Just bringing the to-do's forward:

1)  Baby names - still working on it
2)  Birth plan
3)  Read Access
4)  Read dist stuff
5)  HW:
     257 videos
     257 chap 3
     257 chap 4
     257 assign2

     258 videos
     258 chap 3
     258 assign3
6)  School with May:
     Saxon
     Letter of day
     Number of day/week
     More Saxon
7)  Prep deposits
8)  Mom's dividend
9)  Set spinal doc appt
10)  Call G
11)  Call P
12)  Check bank and pay CC
13)  WIA pwork:
     SS card
     Grades
     Book receipts

So after my mom lecturing me about how I shouldn;t be so upset about the hair incident and to "get over" being mad, and my husband laughing on the phone that all four-year-olds cut their hair, things got better after the kids got home.

First, the mom thing is a constant irritation.  She is always trying to act like she knows so much and is so perfect as a [parent when she really doesn't, since when she gets upset with the kids (after less reason than I have put up with) she will be worse than I am.  Also, considering I have had four (soon five) children plus a step- situiation and she only had two kids 10 years apart (essentially two only children) and my grandparents took care of me for much of the time, she really doesn't have the experience or knowledge I do.  So I don't worry too much about what she says, though I do consider it before I decide its worth.

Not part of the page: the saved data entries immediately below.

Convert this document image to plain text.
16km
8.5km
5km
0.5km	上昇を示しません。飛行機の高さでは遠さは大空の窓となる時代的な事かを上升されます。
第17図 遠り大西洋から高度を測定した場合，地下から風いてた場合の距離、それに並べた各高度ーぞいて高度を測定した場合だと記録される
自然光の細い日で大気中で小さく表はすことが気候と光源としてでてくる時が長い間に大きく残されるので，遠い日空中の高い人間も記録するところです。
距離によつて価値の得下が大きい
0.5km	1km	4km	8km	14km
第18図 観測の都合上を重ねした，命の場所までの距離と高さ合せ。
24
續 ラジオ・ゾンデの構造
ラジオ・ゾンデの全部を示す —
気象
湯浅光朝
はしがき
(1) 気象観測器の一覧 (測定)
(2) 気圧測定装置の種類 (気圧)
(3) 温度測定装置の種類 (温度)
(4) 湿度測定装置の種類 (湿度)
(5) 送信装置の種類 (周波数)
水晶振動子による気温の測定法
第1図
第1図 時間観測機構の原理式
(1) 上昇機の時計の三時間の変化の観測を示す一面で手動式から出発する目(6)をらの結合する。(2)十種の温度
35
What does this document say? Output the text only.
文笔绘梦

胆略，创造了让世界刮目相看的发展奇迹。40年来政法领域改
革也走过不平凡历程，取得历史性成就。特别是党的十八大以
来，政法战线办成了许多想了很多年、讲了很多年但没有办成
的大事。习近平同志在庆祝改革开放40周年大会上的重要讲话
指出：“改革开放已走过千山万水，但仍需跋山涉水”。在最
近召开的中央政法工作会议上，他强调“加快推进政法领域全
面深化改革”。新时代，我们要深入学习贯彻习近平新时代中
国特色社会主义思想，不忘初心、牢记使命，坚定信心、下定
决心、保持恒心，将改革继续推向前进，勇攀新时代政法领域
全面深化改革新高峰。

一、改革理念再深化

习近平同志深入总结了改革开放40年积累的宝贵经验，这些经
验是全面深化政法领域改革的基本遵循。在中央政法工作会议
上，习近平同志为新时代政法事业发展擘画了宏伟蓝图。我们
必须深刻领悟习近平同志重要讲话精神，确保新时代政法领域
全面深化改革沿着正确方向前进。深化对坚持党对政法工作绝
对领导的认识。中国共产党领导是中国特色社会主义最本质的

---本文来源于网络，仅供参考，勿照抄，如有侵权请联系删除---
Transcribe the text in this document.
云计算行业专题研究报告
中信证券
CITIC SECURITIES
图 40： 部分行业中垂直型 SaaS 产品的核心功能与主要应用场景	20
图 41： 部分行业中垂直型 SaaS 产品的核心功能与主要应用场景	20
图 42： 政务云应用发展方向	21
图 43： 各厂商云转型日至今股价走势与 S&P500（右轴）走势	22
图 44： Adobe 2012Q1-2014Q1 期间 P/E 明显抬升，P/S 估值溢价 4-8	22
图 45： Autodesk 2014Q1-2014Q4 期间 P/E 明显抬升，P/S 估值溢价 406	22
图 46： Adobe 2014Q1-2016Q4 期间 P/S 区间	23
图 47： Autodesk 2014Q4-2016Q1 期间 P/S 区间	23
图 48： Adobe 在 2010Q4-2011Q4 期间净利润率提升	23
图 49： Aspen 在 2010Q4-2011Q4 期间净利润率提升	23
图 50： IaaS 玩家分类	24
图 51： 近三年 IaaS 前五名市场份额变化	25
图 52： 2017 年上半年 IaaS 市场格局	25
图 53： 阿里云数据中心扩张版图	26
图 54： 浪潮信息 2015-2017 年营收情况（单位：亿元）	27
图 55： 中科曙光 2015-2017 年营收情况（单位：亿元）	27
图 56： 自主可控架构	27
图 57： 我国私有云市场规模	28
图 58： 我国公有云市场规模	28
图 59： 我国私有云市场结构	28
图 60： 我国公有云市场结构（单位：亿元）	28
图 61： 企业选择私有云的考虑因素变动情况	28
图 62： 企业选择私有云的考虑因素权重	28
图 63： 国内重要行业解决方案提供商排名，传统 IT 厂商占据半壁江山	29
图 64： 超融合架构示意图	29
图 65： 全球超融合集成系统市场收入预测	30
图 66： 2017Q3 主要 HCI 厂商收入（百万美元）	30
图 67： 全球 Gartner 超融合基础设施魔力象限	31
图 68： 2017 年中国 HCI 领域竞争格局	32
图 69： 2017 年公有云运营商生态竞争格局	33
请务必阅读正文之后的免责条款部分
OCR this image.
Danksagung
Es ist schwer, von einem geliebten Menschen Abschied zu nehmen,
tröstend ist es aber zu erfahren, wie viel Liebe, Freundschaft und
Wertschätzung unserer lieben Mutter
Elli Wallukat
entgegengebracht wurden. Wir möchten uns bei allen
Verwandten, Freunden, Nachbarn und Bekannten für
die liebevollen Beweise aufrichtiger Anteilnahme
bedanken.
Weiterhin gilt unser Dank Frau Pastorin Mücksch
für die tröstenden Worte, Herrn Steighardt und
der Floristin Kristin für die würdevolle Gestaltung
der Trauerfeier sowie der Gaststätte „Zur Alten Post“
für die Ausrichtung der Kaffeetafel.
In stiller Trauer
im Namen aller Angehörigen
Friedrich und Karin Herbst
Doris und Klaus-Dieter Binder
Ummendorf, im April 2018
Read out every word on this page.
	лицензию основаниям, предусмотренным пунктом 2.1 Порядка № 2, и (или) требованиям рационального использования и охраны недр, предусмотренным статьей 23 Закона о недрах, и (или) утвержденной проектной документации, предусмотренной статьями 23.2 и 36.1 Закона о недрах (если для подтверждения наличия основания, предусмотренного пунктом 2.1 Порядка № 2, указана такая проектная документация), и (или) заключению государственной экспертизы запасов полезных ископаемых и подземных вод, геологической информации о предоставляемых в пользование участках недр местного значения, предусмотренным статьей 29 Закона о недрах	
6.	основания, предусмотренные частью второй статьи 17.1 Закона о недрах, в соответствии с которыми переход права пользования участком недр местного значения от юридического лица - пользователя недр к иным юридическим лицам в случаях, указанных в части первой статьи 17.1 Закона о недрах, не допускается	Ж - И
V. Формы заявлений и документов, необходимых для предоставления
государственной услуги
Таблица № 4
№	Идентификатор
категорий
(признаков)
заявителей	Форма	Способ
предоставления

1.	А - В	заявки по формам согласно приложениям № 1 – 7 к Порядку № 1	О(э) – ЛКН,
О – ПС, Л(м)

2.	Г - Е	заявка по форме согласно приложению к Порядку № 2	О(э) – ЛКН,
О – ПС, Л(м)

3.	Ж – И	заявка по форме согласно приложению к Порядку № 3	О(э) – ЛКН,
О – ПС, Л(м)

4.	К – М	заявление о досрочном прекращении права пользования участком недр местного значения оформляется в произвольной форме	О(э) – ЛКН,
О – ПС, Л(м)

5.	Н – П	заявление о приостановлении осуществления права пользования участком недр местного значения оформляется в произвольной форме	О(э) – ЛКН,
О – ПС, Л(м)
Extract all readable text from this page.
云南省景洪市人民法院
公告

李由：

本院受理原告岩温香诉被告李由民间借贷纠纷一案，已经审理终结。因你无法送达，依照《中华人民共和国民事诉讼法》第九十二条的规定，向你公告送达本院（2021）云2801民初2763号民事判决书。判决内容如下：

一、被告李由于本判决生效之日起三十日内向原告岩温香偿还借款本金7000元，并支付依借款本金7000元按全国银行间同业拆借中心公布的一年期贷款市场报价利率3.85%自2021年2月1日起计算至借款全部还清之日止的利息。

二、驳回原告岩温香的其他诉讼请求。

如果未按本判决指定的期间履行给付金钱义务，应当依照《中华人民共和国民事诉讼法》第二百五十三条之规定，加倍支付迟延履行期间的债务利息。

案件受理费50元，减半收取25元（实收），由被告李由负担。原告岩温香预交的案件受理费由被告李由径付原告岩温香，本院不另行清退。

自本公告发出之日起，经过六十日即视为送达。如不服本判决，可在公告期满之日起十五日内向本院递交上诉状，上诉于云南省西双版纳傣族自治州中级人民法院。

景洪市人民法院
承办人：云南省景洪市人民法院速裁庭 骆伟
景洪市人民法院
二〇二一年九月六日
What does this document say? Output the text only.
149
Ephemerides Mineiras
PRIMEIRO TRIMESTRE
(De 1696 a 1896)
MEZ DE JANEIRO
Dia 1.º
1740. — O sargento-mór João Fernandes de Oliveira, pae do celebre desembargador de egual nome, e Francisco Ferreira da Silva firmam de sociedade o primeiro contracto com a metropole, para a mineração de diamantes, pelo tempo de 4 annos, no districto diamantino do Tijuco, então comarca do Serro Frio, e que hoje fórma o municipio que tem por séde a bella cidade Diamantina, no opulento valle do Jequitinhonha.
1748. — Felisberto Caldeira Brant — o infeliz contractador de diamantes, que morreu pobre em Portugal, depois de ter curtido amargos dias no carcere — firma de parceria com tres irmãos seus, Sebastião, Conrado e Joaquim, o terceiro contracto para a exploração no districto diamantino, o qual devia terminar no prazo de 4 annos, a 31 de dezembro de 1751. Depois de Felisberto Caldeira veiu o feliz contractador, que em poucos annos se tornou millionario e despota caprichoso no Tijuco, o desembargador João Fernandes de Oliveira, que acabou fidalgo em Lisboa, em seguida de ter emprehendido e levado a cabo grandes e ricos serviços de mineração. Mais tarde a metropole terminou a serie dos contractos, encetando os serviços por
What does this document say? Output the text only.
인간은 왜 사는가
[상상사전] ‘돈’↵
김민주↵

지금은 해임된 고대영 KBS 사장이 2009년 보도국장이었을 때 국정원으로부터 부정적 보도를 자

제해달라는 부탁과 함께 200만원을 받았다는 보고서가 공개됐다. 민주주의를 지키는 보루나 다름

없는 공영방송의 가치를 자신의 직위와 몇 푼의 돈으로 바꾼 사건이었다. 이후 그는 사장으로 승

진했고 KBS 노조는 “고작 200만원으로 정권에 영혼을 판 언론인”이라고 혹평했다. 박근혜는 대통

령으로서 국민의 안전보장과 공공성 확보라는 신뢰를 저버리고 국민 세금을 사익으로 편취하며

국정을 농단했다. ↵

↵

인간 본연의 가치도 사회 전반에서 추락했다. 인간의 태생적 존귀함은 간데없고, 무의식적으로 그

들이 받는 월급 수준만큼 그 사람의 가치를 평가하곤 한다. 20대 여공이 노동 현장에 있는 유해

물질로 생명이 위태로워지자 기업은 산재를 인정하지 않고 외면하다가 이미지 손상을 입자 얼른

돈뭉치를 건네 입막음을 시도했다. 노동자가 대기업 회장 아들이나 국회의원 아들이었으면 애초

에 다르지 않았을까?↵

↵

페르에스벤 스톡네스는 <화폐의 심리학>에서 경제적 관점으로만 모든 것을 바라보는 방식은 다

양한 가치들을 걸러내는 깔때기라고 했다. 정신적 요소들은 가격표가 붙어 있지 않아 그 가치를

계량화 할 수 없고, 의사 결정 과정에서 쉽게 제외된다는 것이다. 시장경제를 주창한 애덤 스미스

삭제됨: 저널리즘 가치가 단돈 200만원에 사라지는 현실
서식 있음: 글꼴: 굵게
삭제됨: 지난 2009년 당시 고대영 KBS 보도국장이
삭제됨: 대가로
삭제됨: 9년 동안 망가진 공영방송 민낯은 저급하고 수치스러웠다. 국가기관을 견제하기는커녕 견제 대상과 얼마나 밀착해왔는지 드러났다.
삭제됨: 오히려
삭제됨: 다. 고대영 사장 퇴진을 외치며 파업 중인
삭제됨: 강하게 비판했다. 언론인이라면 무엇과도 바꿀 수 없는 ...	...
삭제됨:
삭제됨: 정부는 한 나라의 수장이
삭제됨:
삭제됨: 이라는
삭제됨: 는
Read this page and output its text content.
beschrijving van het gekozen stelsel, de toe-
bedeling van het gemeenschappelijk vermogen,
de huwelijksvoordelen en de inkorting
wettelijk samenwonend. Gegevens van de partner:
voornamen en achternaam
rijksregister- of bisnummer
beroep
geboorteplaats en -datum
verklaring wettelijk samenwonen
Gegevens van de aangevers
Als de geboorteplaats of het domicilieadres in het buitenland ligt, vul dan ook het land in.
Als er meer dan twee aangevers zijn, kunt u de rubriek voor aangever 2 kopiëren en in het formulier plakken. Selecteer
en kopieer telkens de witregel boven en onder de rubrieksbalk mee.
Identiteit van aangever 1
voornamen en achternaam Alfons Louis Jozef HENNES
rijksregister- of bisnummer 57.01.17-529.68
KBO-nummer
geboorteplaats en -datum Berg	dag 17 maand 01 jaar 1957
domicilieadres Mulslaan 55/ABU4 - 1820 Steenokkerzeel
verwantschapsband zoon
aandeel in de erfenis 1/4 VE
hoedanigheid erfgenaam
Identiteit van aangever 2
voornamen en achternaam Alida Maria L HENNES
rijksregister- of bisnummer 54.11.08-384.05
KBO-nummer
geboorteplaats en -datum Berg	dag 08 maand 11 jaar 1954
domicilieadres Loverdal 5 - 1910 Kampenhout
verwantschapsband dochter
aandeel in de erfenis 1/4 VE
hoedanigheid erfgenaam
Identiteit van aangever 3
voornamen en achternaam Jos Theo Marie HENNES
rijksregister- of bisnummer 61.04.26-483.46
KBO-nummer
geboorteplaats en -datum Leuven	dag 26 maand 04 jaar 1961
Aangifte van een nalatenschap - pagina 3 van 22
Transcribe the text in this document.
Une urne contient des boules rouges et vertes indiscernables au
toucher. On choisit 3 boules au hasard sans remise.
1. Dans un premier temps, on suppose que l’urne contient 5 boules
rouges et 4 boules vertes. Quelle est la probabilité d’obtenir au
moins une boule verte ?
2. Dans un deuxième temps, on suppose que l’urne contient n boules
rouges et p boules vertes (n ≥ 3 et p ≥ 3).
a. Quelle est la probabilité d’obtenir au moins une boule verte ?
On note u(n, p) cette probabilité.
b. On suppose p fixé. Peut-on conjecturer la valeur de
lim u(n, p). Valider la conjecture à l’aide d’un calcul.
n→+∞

Also, when he actually SAW the damage from the scissors, spouse was much less amused, though he hid it well from me.  I could tell from his little comments to May, though, that he was not happy about it and was going to be sure to remind her of her folly regularly for a little while.

This made me feel better.  I ended up working with May after dinner on some schoolwork and played our shape matrix game that she loves.  It ended up a pleasane evening, and she even went to bed with little fuss.

I'm not sure, but maybe the Wrath of Mom sank in on her this time.